Many feared a sizable portion of the fruit would go to waste.
So the city drew upon its long-established relationship with members of the Redlands California Stake of The Church of Jesus Christ of Latter-day Saints, who volunteer in large numbers each April for a “Community Day of Service,” said Jennifer Moore of the stake’s communications council.
The pandemic forced the cancellation of that annual service activity. But when the city’s orange harvest operation was impacted by the COVID-prompted shutdown, “they reached out to the Church to see if it could provide volunteers to help harvest at one of the city groves,” added Moore.
The picked fruit could then be distributed to local charities that provide food for seniors and other families in need because of the ongoing economic toll exacted by the virus.
Following the city’s request for help last week, a call for volunteers was dispatched across the Redlands stake.
On Saturday, May 9, Southern California’s renowned sunny skies welcomed more than 200 Latter-day Saint volunteers and a number of their friends for the impromptu harvest at a designated Redlands City orange grove.
“We spread out the harvest over 11 hours so that there were not too many people at the grove at one time,” said Moore. “We were also asked to wear masks as much as possible and maintain social distancing during the harvest.”
The volunteers worked Saturday alongside city workers, who were on-site to provide packing crates and operate trucks to move out the picked fruit.
Organizers initially hoped to fill four large packing crates with picked fruit. “But in the end,” Moore said, “we filled about 27 large packing crates before the end of the harvest.”
For Redlands Latter-day Saints who have spent the past couple of months largely separated from one another because of the pandemic, working together — albeit, at a safe distance — marked a joyful Saturday.
“It was a fabulous experience to see our brothers and sisters in the gospel,” said Moore. “Just being engaged in a common cause was immensely rewarding.”
Knowing others would be fed and blessed by their efforts only added joy to the day.
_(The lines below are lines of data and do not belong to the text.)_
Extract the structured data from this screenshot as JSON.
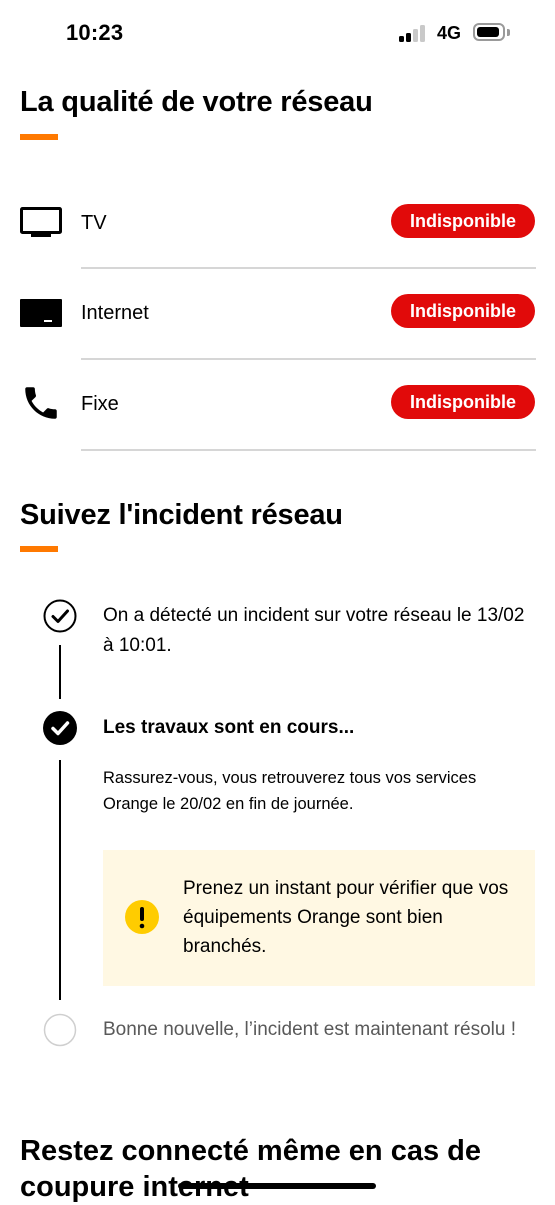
{
  "status_bar": {
    "time": "10:23",
    "network": "4G",
    "signal_bars_active": 2,
    "signal_bars_total": 4
  },
  "network_quality": {
    "title": "La qualité de votre réseau",
    "services": [
      {
        "label": "TV",
        "status": "Indisponible",
        "icon": "tv-icon"
      },
      {
        "label": "Internet",
        "status": "Indisponible",
        "icon": "router-box-icon"
      },
      {
        "label": "Fixe",
        "status": "Indisponible",
        "icon": "phone-icon"
      }
    ]
  },
  "incident": {
    "title": "Suivez l'incident réseau",
    "steps": [
      {
        "text": "On a détecté un incident sur votre réseau le 13/02 à 10:01.",
        "state": "done"
      },
      {
        "text": "Les travaux sont en cours...",
        "state": "current"
      },
      {
        "text": "Bonne nouvelle, l’incident est maintenant résolu !",
        "state": "pending"
      }
    ],
    "current_detail": "Rassurez-vous, vous retrouverez tous vos services Orange le 20/02 en fin de journée.",
    "info_box": "Prenez un instant pour vérifier que vos équipements Orange sont bien branchés."
  },
  "stay_connected": {
    "title": "Restez connecté même en cas de coupure internet"
  },
  "colors": {
    "accent": "#ff7900",
    "status_red": "#e10a0a",
    "info_bg": "#fff8e3",
    "warning_yellow": "#ffcc00"
  }
}
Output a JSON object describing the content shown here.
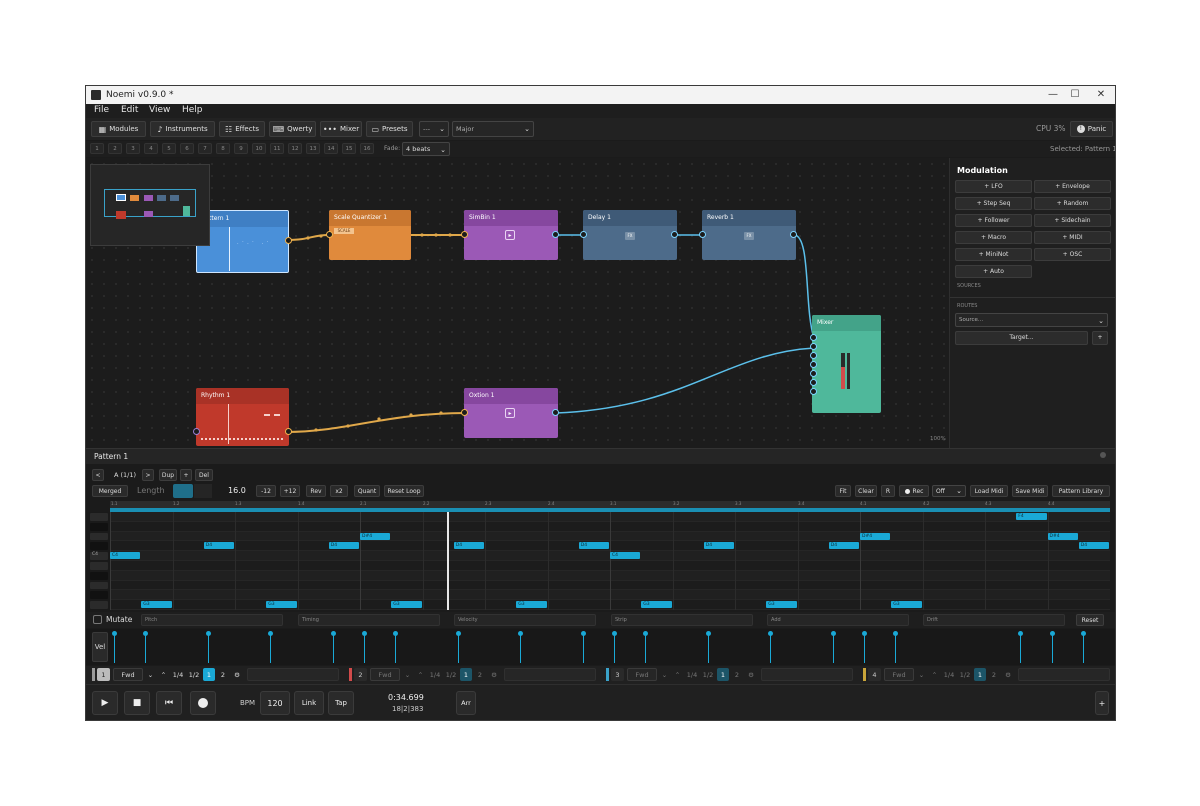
{
  "window": {
    "title": "Noemi v0.9.0 *",
    "controls": [
      "—",
      "☐",
      "✕"
    ]
  },
  "menu": [
    "File",
    "Edit",
    "View",
    "Help"
  ],
  "toolbar": {
    "buttons": [
      {
        "label": "Modules",
        "icon": "grid-icon"
      },
      {
        "label": "Instruments",
        "icon": "music-note-icon"
      },
      {
        "label": "Effects",
        "icon": "sliders-icon"
      },
      {
        "label": "Qwerty",
        "icon": "keyboard-icon"
      },
      {
        "label": "Mixer",
        "icon": "dots-icon"
      },
      {
        "label": "Presets",
        "icon": "folder-icon"
      }
    ],
    "root_select": "---",
    "scale_select": "Major",
    "cpu": "CPU 3%",
    "panic": "Panic"
  },
  "patterns": {
    "numbers": [
      "1",
      "2",
      "3",
      "4",
      "5",
      "6",
      "7",
      "8",
      "9",
      "10",
      "11",
      "12",
      "13",
      "14",
      "15",
      "16"
    ],
    "fade_label": "Fade:",
    "fade_value": "4 beats",
    "selected": "Selected: Pattern 1"
  },
  "nodes": {
    "pattern1": "Pattern 1",
    "scale_quantizer": "Scale Quantizer 1",
    "scale_badge": "SCALE",
    "simbin": "SimBin 1",
    "delay": "Delay 1",
    "reverb": "Reverb 1",
    "fx": "FX",
    "mixer": "Mixer",
    "rhythm": "Rhythm 1",
    "oxion": "Oxtion 1",
    "zoom": "100%"
  },
  "modulation": {
    "title": "Modulation",
    "buttons": [
      "+ LFO",
      "+ Envelope",
      "+ Step Seq",
      "+ Random",
      "+ Follower",
      "+ Sidechain",
      "+ Macro",
      "+ MIDI",
      "+ MiniNot",
      "+ OSC",
      "+ Auto"
    ],
    "sources_label": "SOURCES",
    "routes_label": "ROUTES",
    "source_placeholder": "Source...",
    "target_button": "Target...",
    "add": "+"
  },
  "pattern_editor": {
    "title": "Pattern 1",
    "prev": "<",
    "pattern_name": "A (1/1)",
    "next": ">",
    "dup": "Dup",
    "plus": "+",
    "del": "Del",
    "merged": "Merged",
    "length_label": "Length",
    "length_value": "16.0",
    "tools": [
      "-12",
      "+12",
      "Rev",
      "x2",
      "Quant",
      "Reset Loop"
    ],
    "right_tools": [
      "Fit",
      "Clear",
      "R"
    ],
    "rec": "Rec",
    "rec_mode": "Off",
    "load_midi": "Load Midi",
    "save_midi": "Save Midi",
    "library": "Pattern Library",
    "ruler": [
      "1.1",
      "1.2",
      "1.3",
      "1.4",
      "2.1",
      "2.2",
      "2.3",
      "2.4",
      "3.1",
      "3.2",
      "3.3",
      "3.4",
      "4.1",
      "4.2",
      "4.3",
      "4.4"
    ],
    "row_label": "C4",
    "notes": [
      {
        "label": "D4",
        "step": 1.5,
        "row": 3
      },
      {
        "label": "D#4",
        "step": 4,
        "row": 2
      },
      {
        "label": "D4",
        "step": 3.5,
        "row": 3
      },
      {
        "label": "D4",
        "step": 5.5,
        "row": 3
      },
      {
        "label": "D4",
        "step": 7.5,
        "row": 3
      },
      {
        "label": "D4",
        "step": 9.5,
        "row": 3
      },
      {
        "label": "D4",
        "step": 11.5,
        "row": 3
      },
      {
        "label": "D#4",
        "step": 12,
        "row": 2
      },
      {
        "label": "F4",
        "step": 14.5,
        "row": 0
      },
      {
        "label": "D#4",
        "step": 15,
        "row": 2
      },
      {
        "label": "D4",
        "step": 15.5,
        "row": 3
      },
      {
        "label": "C4",
        "step": 0,
        "row": 4
      },
      {
        "label": "C4",
        "step": 8,
        "row": 4
      },
      {
        "label": "G3",
        "step": 0.5,
        "row": 9
      },
      {
        "label": "G3",
        "step": 2.5,
        "row": 9
      },
      {
        "label": "G3",
        "step": 4.5,
        "row": 9
      },
      {
        "label": "G3",
        "step": 6.5,
        "row": 9
      },
      {
        "label": "G3",
        "step": 8.5,
        "row": 9
      },
      {
        "label": "G3",
        "step": 10.5,
        "row": 9
      },
      {
        "label": "G3",
        "step": 12.5,
        "row": 9
      }
    ],
    "mutate": "Mutate",
    "lanes": [
      "Pitch",
      "Timing",
      "Velocity",
      "Strip",
      "Add",
      "Drift"
    ],
    "reset": "Reset",
    "vel": "Vel"
  },
  "tracks": [
    {
      "num": "1",
      "mode": "Fwd",
      "div1": "1/4",
      "div2": "1/2",
      "a": "1",
      "b": "2",
      "color": "#9a9a9a"
    },
    {
      "num": "2",
      "mode": "Fwd",
      "div1": "1/4",
      "div2": "1/2",
      "a": "1",
      "b": "2",
      "color": "#d24b4b"
    },
    {
      "num": "3",
      "mode": "Fwd",
      "div1": "1/4",
      "div2": "1/2",
      "a": "1",
      "b": "2",
      "color": "#3aa2c9"
    },
    {
      "num": "4",
      "mode": "Fwd",
      "div1": "1/4",
      "div2": "1/2",
      "a": "1",
      "b": "2",
      "color": "#c9a53a"
    }
  ],
  "transport": {
    "bpm_label": "BPM",
    "bpm": "120",
    "link": "Link",
    "tap": "Tap",
    "time": "0:34.699",
    "position": "18|2|383",
    "arr": "Arr",
    "plus": "+"
  },
  "colors": {
    "accent": "#1aa9d6",
    "pattern": "#4a90d9",
    "quantizer": "#e08a3c",
    "synth": "#9b59b6",
    "fx": "#4d6b8a",
    "mixer": "#4fb89b",
    "rhythm": "#c0392b"
  }
}
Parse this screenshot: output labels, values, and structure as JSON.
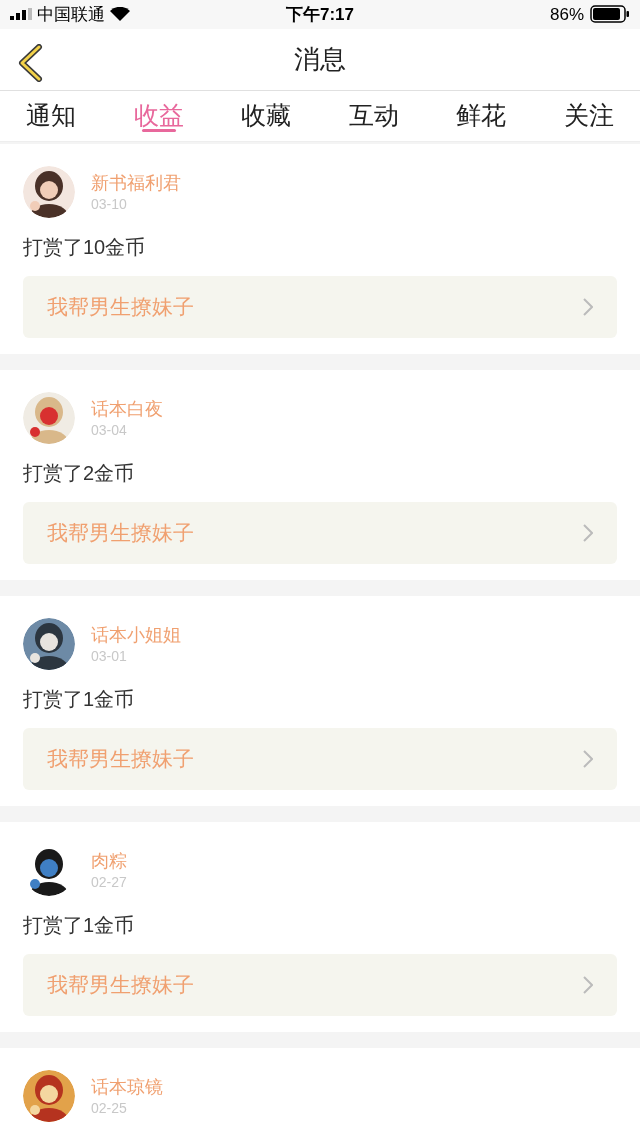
{
  "status_bar": {
    "carrier": "中国联通",
    "time": "下午7:17",
    "battery": "86%"
  },
  "header": {
    "title": "消息"
  },
  "tabs": [
    {
      "label": "通知",
      "selected": false
    },
    {
      "label": "收益",
      "selected": true
    },
    {
      "label": "收藏",
      "selected": false
    },
    {
      "label": "互动",
      "selected": false
    },
    {
      "label": "鲜花",
      "selected": false
    },
    {
      "label": "关注",
      "selected": false
    }
  ],
  "messages": [
    {
      "name": "新书福利君",
      "date": "03-10",
      "text": "打赏了10金币",
      "book": "我帮男生撩妹子"
    },
    {
      "name": "话本白夜",
      "date": "03-04",
      "text": "打赏了2金币",
      "book": "我帮男生撩妹子"
    },
    {
      "name": "话本小姐姐",
      "date": "03-01",
      "text": "打赏了1金币",
      "book": "我帮男生撩妹子"
    },
    {
      "name": "肉粽",
      "date": "02-27",
      "text": "打赏了1金币",
      "book": "我帮男生撩妹子"
    },
    {
      "name": "话本琼镜",
      "date": "02-25"
    }
  ]
}
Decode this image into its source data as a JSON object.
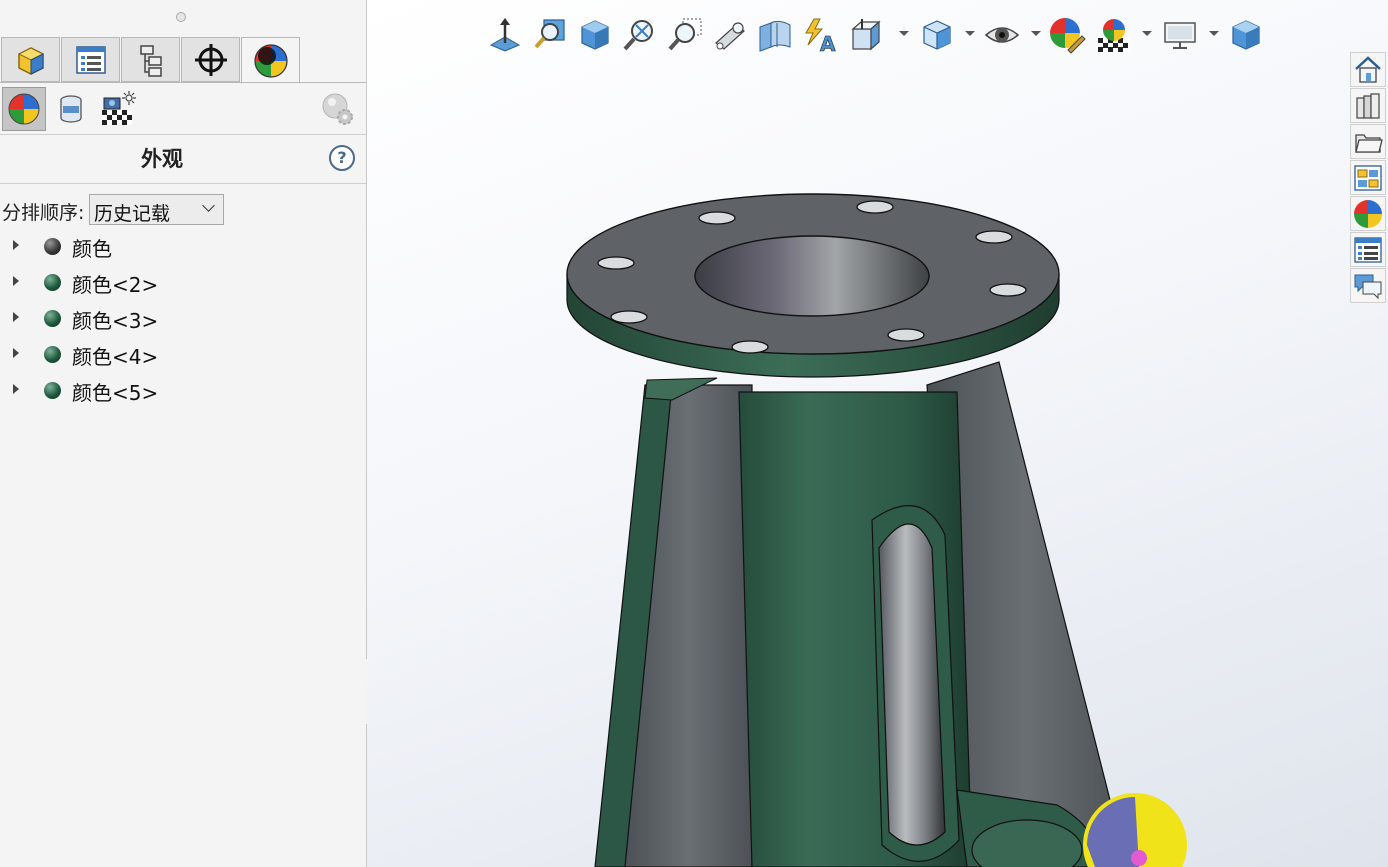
{
  "left_panel": {
    "tabs": [
      {
        "icon": "part-icon"
      },
      {
        "icon": "property-manager-icon"
      },
      {
        "icon": "configuration-manager-icon"
      },
      {
        "icon": "dimxpert-icon"
      },
      {
        "icon": "display-manager-icon"
      }
    ],
    "sub_tabs": [
      {
        "icon": "appearances-icon"
      },
      {
        "icon": "decals-icon"
      },
      {
        "icon": "scene-lights-cameras-icon"
      },
      {
        "icon": "render-settings-icon"
      }
    ],
    "title": "外观",
    "help_label": "?",
    "sort_label": "分排顺序:",
    "sort_value": "历史记载",
    "tree_items": [
      {
        "label": "颜色",
        "color": "#3a3a3a"
      },
      {
        "label": "颜色<2>",
        "color": "#1e5a3e"
      },
      {
        "label": "颜色<3>",
        "color": "#1e5a3e"
      },
      {
        "label": "颜色<4>",
        "color": "#1e5a3e"
      },
      {
        "label": "颜色<5>",
        "color": "#1e5a3e"
      }
    ]
  },
  "heads_up_toolbar": [
    {
      "name": "view-normal-icon"
    },
    {
      "name": "zoom-to-fit-icon"
    },
    {
      "name": "view-orientation-cube-icon"
    },
    {
      "name": "zoom-in-out-icon"
    },
    {
      "name": "zoom-to-area-icon"
    },
    {
      "name": "previous-view-icon"
    },
    {
      "name": "section-view-icon"
    },
    {
      "name": "dynamic-annotation-icon"
    },
    {
      "name": "view-orientation-icon",
      "dropdown": true
    },
    {
      "name": "display-style-icon",
      "dropdown": true
    },
    {
      "name": "hide-show-items-icon",
      "dropdown": true
    },
    {
      "name": "edit-appearance-icon"
    },
    {
      "name": "apply-scene-icon",
      "dropdown": true
    },
    {
      "name": "view-settings-icon",
      "dropdown": true
    },
    {
      "name": "3d-view-cube-icon"
    }
  ],
  "task_pane": [
    {
      "name": "solidworks-resources-icon"
    },
    {
      "name": "design-library-icon"
    },
    {
      "name": "file-explorer-icon"
    },
    {
      "name": "view-palette-icon"
    },
    {
      "name": "appearances-scenes-icon"
    },
    {
      "name": "custom-properties-icon"
    },
    {
      "name": "forum-icon"
    }
  ],
  "colors": {
    "model_green": "#2e5a48",
    "model_gray": "#5d6166",
    "panel_bg": "#f4f4f4"
  }
}
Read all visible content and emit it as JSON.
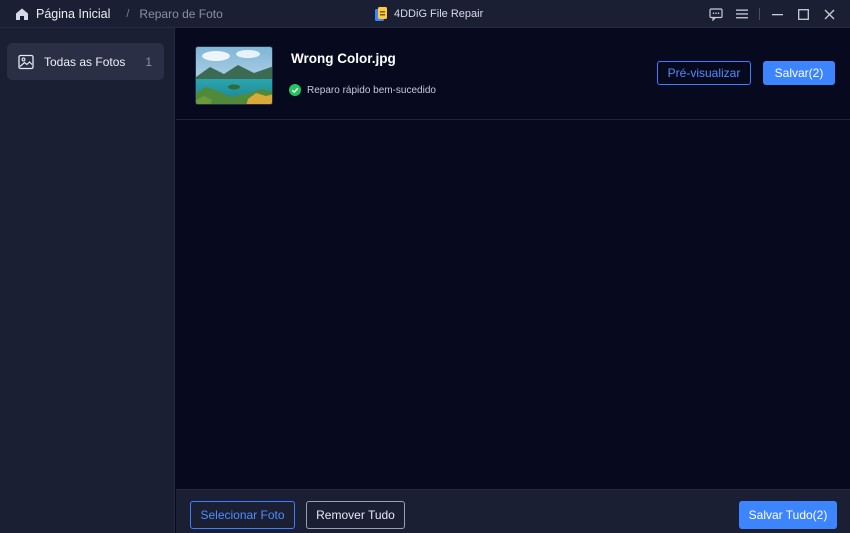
{
  "titlebar": {
    "home_label": "Página Inicial",
    "separator": "/",
    "current_page": "Reparo de Foto",
    "app_title": "4DDiG File Repair"
  },
  "sidebar": {
    "items": [
      {
        "label": "Todas as Fotos",
        "count": "1",
        "icon": "image-icon"
      }
    ]
  },
  "files": [
    {
      "name": "Wrong Color.jpg",
      "status": "Reparo rápido bem-sucedido",
      "preview_label": "Pré-visualizar",
      "save_label": "Salvar(2)"
    }
  ],
  "footer": {
    "select_label": "Selecionar Foto",
    "remove_label": "Remover Tudo",
    "save_all_label": "Salvar Tudo(2)"
  },
  "colors": {
    "accent": "#3d84ff",
    "success": "#22c55e",
    "background": "#070a1e",
    "panel": "#1b1f33"
  }
}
Much of the success of Saturday’s volunteer orange harvest is being credited to the Church’s well-established friendship with both city leaders and others in the Redland religious community.
The stake’s director of communications, Judy Cannon, serves as president of the local interfaith council. “And the council works together on different humanitarian projects and also an annual Community Day of Prayer,” said Moore.
The Church and the city of Redlands “has developed a great relationship over many, many years that goes back to when the Redlands California Temple was built in 2003,” added Redlands California Stake President Michael Strong. “We’ve had some wonderful community days of service.”
Redlands Mayor Paul Foster and several other city administrators and staffers joined the volunteers Saturday for the orange harvest. It was exhilarating, he said, to work outdoors with others in the community for the good of the city.
The mayor said he treasures the proven willingness of his Latter-day Saint neighbors to help wherever it’s needed.
“When a call goes out, they have never said ‘no’ — they always come through,” Mayor Foster told the Church News. “I’m more grateful than I could ever express in words.”
President Strong said he was not surprised to see the folks in his stake on Saturday slap on sunblock, pull on masks and spend the day together picking oranges for others in need.
“The members are wonderful, and they are eager to serve together.”
Cannon added the stake’s frequent connections with their neighbors across the city made Saturday’s quick-to-mobilize effort a success.
“They know we can activate people in a relatively short period of time,” she said. “Everyone was anxious to do something and get involved.”